Driving through Cottage Grove, following a school bus that had undoubtedly seen better days, we pulled off pavement onto a dusty dirt road leading to Avalon Stables, host to this years 9th Annual Ancient Forest Hoedown.
The hoedown is one of several fundraising events benefiting the efforts of local activist organization, Cascadia Wildlands. One of the current battles on the forefront for Cascadia Wildlands is their effort to stop the passing of legislation that would allow for dramatic increases (40%) in timber harvest in the Elliot State Forest in order to raise funds for education, as 91% of the land is currently designated as Common School Fund land. Sally Cummings, Operations Manager at Cascadia, told me that the new management plan is scheduled to be reviewed by the state land board on the 11th of this month. She said that there is “a rally in Salem on the 11th at the Capital building, people can show their support by being present to show their concern for maintaining species and forests”.
Having originated in 1998, non-profit organization, Cascadia Wildlands mission is to “educate, agitate, and inspire a movement to protect and restore Cascadia’s wild ecosystems.” Their headquarters is here in Eugene, but their broad reach works to protect bioregions stretching from Oregon to Alaska. Cascadia is reputed as a regional leader in grassroots conservation efforts, having worked to preserve millions of acres of forest, and prevented further extinction and endangerment of several native wildlife species.
As the last moments of daylight began to depart, we moseyed through the open stable, visiting the resident equines in their stalls.

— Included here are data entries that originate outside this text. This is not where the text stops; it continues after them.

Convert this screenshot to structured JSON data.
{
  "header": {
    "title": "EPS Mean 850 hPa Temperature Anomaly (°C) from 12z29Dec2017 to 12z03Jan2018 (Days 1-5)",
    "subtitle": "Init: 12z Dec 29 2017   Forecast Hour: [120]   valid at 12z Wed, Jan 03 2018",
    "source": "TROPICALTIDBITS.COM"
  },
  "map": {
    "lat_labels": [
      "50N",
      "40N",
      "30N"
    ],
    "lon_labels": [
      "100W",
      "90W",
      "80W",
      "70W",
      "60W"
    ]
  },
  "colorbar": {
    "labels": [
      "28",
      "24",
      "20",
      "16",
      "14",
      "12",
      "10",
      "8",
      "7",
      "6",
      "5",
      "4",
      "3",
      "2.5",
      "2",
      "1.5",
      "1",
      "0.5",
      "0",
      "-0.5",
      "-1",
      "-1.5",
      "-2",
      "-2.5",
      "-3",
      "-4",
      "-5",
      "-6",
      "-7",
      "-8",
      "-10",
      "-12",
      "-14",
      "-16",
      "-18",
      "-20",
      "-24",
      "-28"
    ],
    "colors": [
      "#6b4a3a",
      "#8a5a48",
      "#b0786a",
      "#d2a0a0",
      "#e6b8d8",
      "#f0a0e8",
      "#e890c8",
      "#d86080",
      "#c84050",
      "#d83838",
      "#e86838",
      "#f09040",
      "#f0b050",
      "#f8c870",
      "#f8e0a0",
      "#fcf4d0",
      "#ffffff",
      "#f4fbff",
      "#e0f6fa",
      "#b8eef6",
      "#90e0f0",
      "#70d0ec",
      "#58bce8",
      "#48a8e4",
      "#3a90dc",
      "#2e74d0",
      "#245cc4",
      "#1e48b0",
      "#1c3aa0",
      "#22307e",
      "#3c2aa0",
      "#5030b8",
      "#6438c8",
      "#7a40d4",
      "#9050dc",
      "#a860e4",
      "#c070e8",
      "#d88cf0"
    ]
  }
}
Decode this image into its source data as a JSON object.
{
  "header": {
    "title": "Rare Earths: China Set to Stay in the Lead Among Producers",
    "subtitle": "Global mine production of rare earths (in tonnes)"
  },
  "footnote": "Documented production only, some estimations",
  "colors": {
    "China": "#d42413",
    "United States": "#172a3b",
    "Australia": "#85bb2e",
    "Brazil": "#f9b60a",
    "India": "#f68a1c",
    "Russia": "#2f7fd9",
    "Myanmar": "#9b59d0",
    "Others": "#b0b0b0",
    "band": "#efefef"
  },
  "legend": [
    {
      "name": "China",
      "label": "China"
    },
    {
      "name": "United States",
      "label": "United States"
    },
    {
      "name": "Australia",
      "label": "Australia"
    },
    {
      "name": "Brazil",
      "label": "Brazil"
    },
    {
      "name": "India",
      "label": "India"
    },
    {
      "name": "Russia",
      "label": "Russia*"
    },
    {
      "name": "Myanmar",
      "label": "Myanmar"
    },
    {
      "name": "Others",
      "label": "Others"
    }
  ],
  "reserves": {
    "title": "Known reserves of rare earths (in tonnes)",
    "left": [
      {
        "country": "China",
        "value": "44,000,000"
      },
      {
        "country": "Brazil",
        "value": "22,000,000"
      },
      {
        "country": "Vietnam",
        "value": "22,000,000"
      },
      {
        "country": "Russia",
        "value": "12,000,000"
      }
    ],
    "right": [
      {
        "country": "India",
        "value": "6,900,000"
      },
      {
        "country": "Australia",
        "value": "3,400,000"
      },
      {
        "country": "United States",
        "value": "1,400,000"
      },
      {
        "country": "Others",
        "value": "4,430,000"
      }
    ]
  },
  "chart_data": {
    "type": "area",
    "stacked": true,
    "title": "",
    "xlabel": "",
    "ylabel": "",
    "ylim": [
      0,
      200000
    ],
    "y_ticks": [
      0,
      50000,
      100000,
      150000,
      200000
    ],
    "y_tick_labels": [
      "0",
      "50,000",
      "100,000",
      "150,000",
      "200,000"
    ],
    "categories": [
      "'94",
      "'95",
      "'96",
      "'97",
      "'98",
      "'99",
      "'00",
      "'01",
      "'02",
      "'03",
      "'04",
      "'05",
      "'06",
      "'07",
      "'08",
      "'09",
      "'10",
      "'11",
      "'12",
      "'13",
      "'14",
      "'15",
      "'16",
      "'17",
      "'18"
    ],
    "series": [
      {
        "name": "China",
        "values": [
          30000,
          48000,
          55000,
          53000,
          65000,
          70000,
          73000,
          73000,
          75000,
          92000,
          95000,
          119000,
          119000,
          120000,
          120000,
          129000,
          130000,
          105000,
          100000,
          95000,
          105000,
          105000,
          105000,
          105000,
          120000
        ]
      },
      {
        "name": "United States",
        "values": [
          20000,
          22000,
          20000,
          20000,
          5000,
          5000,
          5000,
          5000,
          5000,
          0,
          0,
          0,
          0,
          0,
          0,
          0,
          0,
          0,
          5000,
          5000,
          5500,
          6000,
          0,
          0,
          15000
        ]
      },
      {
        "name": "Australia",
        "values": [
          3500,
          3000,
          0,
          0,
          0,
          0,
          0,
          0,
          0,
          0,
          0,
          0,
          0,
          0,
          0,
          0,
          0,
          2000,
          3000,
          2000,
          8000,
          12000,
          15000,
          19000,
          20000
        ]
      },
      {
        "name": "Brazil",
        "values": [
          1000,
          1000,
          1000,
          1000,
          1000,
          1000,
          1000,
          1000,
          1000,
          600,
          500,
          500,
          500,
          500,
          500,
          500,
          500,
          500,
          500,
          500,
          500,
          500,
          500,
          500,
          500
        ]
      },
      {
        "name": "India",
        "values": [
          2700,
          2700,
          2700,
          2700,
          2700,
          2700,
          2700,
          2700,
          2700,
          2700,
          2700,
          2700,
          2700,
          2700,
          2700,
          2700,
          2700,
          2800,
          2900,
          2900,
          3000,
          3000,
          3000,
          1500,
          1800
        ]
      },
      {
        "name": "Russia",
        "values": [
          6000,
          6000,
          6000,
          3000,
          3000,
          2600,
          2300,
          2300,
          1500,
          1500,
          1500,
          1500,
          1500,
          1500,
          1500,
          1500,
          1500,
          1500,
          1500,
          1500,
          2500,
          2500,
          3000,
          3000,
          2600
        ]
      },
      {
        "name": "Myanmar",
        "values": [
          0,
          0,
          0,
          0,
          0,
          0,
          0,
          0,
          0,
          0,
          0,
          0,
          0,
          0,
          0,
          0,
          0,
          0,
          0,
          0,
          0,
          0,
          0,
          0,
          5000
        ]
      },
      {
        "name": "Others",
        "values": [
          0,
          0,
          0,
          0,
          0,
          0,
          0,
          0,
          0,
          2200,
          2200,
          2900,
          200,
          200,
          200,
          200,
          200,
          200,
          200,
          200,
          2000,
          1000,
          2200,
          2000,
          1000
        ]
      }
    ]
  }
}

Volunteers at the Hoedown were setting up a buffet table featuring steaming vegetarian chili, fresh crisp salad, and many other goodies to compose a healthy dinner to fuel the dancing that would later ensue.
We stopped to grab a mug of tasty apple cider, then wandered up a small knoll to join a growing circle of hoedowners surrounding a blazing bonfire. Making our way down to the corral, we stopped back at the stable briefly to fill our mugs with with delicious hot coffee, courtesy of the Wandering Goat Coffee Company. As we stepped into the show arena, we took note of a table stocked with information highlighting Cascadia’s most recent efforts, including petitions to extend protections to the currently threatened grey wolf. At the far end of the arena, local favorites, the bluegrass belting Conjugal Visitors prepared their spot on a mobile stage.
In the show arena I met Missy Mae, a resident of Eugene. When asked to participate in a short informal interview, she said “as soon as I grab a beer”, and headed for the Ninkasi tent, not far from the festivities to grab a hand crafted pint. Upon returning, Missy Mae said attending a benefit like this was important to her “first and foremost because it’s an opportunity to support ancient forests, and also an opportunity to come out and see great live, local music – the Conjugal Visitors.” Missy Mae told EDN that she what she was looking forward to the most was “getting out there to dance like an idiot with everyone when no one knows what they’re doing”. In discussing the recent activities and efforts of Cascadia Wildlands, Missy Mae said that she feels “People are more inclined to get involved when there is a struggle.”
Before kicking up his heels to Bob Ewing’s square dance calls, Nick, another Eugene resident, spoke to EDN about his first visit to the Hoedown as he enjoyed a goody provided by sponsor, Voodoo Doughnuts. Nick told me he was drawn to the event because he had never experienced a hoedown, and he was looking forward to learning a new type of dance. Nick attributed the youthfulness of the crowd to “the community setting it up is younger – word gets out like that – there’s not a lot of community stuff to do in Eugene,” finishing the last bite of his doughnut, he continued, “It’s a treat!”.
While the Conjugal Visitors and square-dancers took a break, hoedowners formed a line across the arena to compete for the honor of being hailed as champions of the three-legged race. Two waves of competitors hobbled as fast as their joined ankles would allow, some falling into huddles to avoid being stampeded, as they made their way toward the finish line. Winning pairs from each wave realigned for the final challenge on the road to victory.
Cummings told EDN that anyone interested in supporting through attending rallys’, writing letters, donating, or volunteering their time can find more details on the Cascadia Wildlands website.